The New Data Protection Law to Come into Play in The Sultanate of Oman.

Lukshila Akshini | 14 September 2022

“Personal Data Protection Law (PDPL)” Oman has become the newest nation in the Middle East to adopt national privacy legislation. The Personal Data Protection Law was officially enacted in February 2022 by Royal Decree 6/2022. The Personal Data Protection Law is expected to become effective in the year 2023 Since the law doesn’t truly take effect until a year after it was issued, which is the transition period. A subsequent executive regulation from the Minister of Transportation, Communications and Information Technology will complete it. While Oman’s Personal Data Protection Law contains provisions that are common to most other data protection laws worldwide, it does offer an intriguing perspective on residents’ rights to data privacy. Anyone who looks at this new law for the first time will probably remark how wide it seems in some circumstances. This is primarily due to the fact that additional executive regulations to enhance this law are anticipated to be published prior to its implementation.

Chapter seven of the Electronic Transactions Law, which has established a few restricted requirements relating to the protection of private data in the context of electronic transactions, would be repealed and replaced by the Personal Data Protection Law. The new law contains a more thorough set of regulations that, unless they fall within the exempt circumstances will be applied to all fields.

The law is interpreted to apply to any information that can be used directly or indirectly to identify a natural person, either by reference to one or more identifiers like;

• A name
• Civil Identification number
• Electronic identifier
• Reference to one or more aspects of a person’s physical, mental, genetic, or psychological identity
• Reference to cultural, social and economic identity

The following situations are exempt from the provisions of the Personal Data Protection Law;

• Information pertaining to issues of relevance to national security
• Information about the state’s financial and economic interests
• Information pertaining to the country’s key interests and internal affairs
• Information pertaining to the person’s (the data subject’s) essential interests
• Information formally requested by the investigating entities for the purpose of criminal detection or deterrence
• Information pertaining to the performance of a contract to which the data subject is the party
• Information that is processed in a private or familial setting
• Information used by competent authorities for historical, statistical, scientific, literary or economic research that does not link it to a specific natural person
• Data that is open to the public and does not violate the terms of this law

The data protection law’s many components are in line with other contemporary data protection laws, with certain differences. Several important aspects include;

1. Notification

   Before processing any personal data, the data controller, who chooses the reason and means for doing so, must notify the data subject and include certain mandatory information, such as the reason for processing their data, the identity of the controller and processor, the rights of the data subject, and the extent of disclosure of that data.

2. Consent

   One of the essential characteristics of the data protection law is that, except in cases where one of the aforementioned excluded categories applies, personal data may only be processed within a framework of transparency, respect and honesty for human dignity and only after having obtained the express written consent of the data subject. The data protection law also stipulates that delivering advertisements and marketing materials to such data subjects requires their express written consent.

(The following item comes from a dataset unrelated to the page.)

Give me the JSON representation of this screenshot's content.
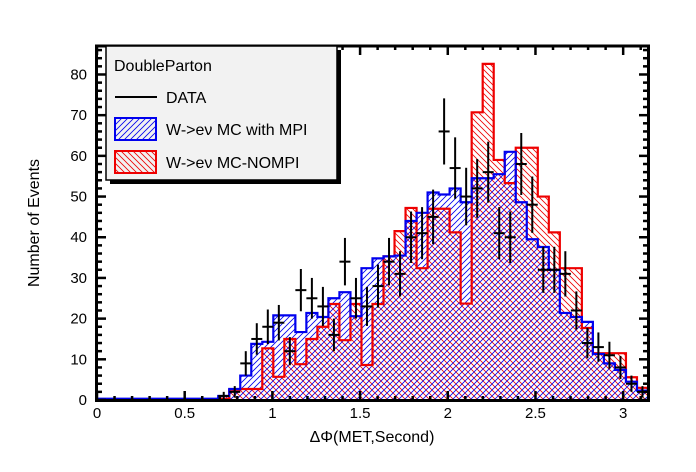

3. Rights of Data Subjects

   The data protection law gives data subjects a number of rights. These include the right to transfer their personal data to another controller, the right to have their personal data erased, the right to receive a copy of the personal data that has been processed about them, the right to withdraw their consent, the right to amend, update, or block their personal data, and the right to be informed if there has been any breach or infringement of their personal data.

4. Personal Sensitive Data

   It is generally prohibited to process personal “sensitive” data such as genetic and biometric data, health information, information pertaining to ethnic origin, sexual orientation, sex life, political and religious beliefs, criminal convictions or security measures, without express approval, processing of a child’s personal information is not allowed unless it is necessary for the child’s best interests.

5. Obligations of the Data Controller and the Data Processor

   The data protection law mandates that the controllers (and not the processors) designate a data protection officer, keep records and put controls and processes in place to protect personal data. In order to ensure that they are complying with the Data Protection Law, controllers and processors may be compelled to appoint external auditors.

6. International Transfers

   The data protection law permits the transfer of personal data outside of Oman, but only in line with controls and measures stipulated in the regulations. No transfer, nevertheless, may occur if it would be detrimental to the data subject.

7. Notification of Breach

   The controller is expected to notify the Ministry and data subjects in accordance with the procedures and mechanisms that will be outlined in the regulations if a personal data breach results in destruction, alteration, disclosure, access, or illegal processing.

If data subjects perceive or consider that the processing of these personal data is not in line with the data protection law, they have the right to make a complaint with the ministry. Furthermore, the ministry may take any additional steps it considers appropriate to protect personal data, including ordering the correction and deletion of personal data, suspending processing, preventing the transfer of personal data, and so forth, if it suspects a violation of the data protection law.

The data protection law specifies different penalties for specific offences. The steepest fine is up to OMR 500,000 for the unauthorized export of personal data from Oman. There are several types of liability outside just corporate liability.